There are numerous families that do not have the ability to conceive. They are on long waiting lists for foster children due to the extensive process, and in worse case scenarios are told they are not eligible. They spend thousands of dollars trying envitro and fertility drugs to get nothing in the end. They try surrogates for the surrogate mom to not be able to let the child go in the end. On the other hand, there is a system full of children with no parents to take and care for them. There is no one to provide that daily nurturing and self esteem boost that they so deeply need. Then we have the people that can have children and do nothing but take that mere privilege for granted.
I'm talking about the parents that have no intentions of sustaining a career other than making babies and waiting for government assistance. Assistance that the hard working tax paying people can't get even on their worse day. Assistance that never sees the child because its being spent on the parents best interests while the kids needs are no where in thought.
I'm talking about the parents that birth children and then use them as their personal punching bags. The children that are not only punched physically, but also punched mentally, emotionally, and Socially through everyday conversations. The children that once in adulthood don't even know how to interact with society due to their parents abuse. Parents that cause these children
to live everyday in fear of being hurt.
to live everyday in fear of being hurt.I'm talking about the parents that use their children as their own personal slaves. Children that don't see the outside other than when going to school because their parents have them in the house catering to their every needs. The children that are forced day in and day out to scrub and maintain a household that they have no clue how to run. Not the average "clean up after yourself". Oh no, I'm talking about "here you take this toothbrush and scrub the cracks of those bathroom tiles".

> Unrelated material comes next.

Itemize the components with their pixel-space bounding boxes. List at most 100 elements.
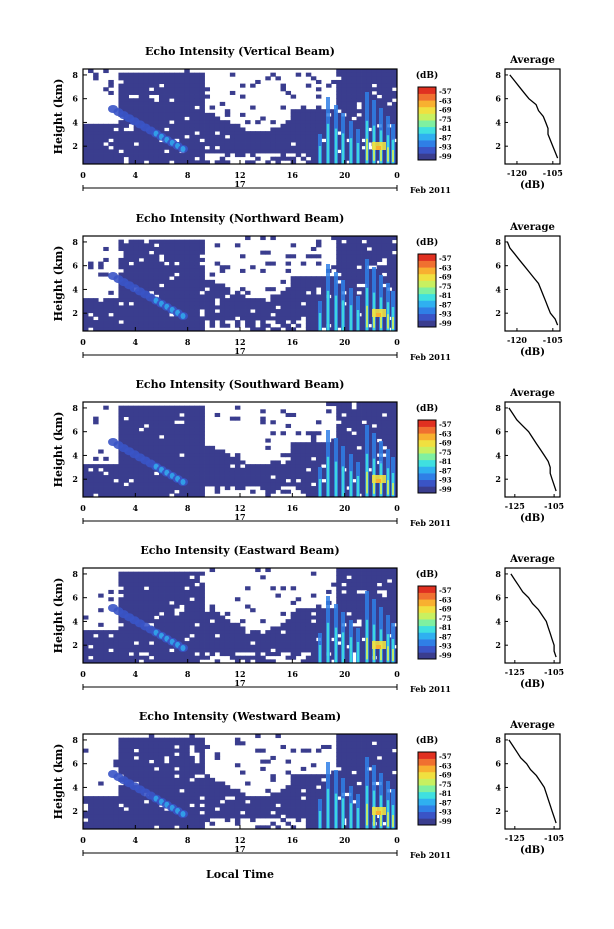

I'm talking about the parents that take no responsibility for their lives or actions. Rather, when something goes wrong the children are to blame. They want to run home based businesses, but don't want to provide a home that is sustainable and presentable to run that business. Then when the clients don't want to come back, its the children's fault. Parents that don't want to work but blame the child and their school schedules for their inabilities to be providers. Parents that have been in the same financial positions for over 10 years, have had more children since then, yet their current situations are those kids fault.
I'm talking about the parents that are suppose to be role models. Living examples. Mentors. Teachers. Yet these are the same parents that are 40 years old though you would not know that when they begin to speak. They speak and walk the generation slang as if they are still in high school and it suppose to cute and admirable. It's not. I'm talking about the 40 year old parents that can't help their children with their home work, not because they themselves do not understand it, but rather they do not feel it important enough to take the time out of them doing nothing to help.
It's time these parents wake up to reality. A child should not have to raise themselves. They should not have to learn life lesson's on their own. Granted their are some families where these situations are not avoidable. But those are not the families that I speak of here. I speak of the families where the parents no better but don't care. Where they can provide but don't because it does not fit their idea of day to day activities. These children did not ask to be birthed and thus should not have to live with their parents choices.
It's time that we resort back to communities. Step in when we can and leave when we should. Not to overstep your boundaries. But if you take your children to school and you see the kids next door that walk 2 miles to get to the same school your driving to, give them a ride. When you know that the family down the street starves their children, slip them food to eat when you can. It only takes a little bit of effort for a child to know that someone cares. Even the worst children in your neighborhood could appreciate an occasion thank you when they do something noble.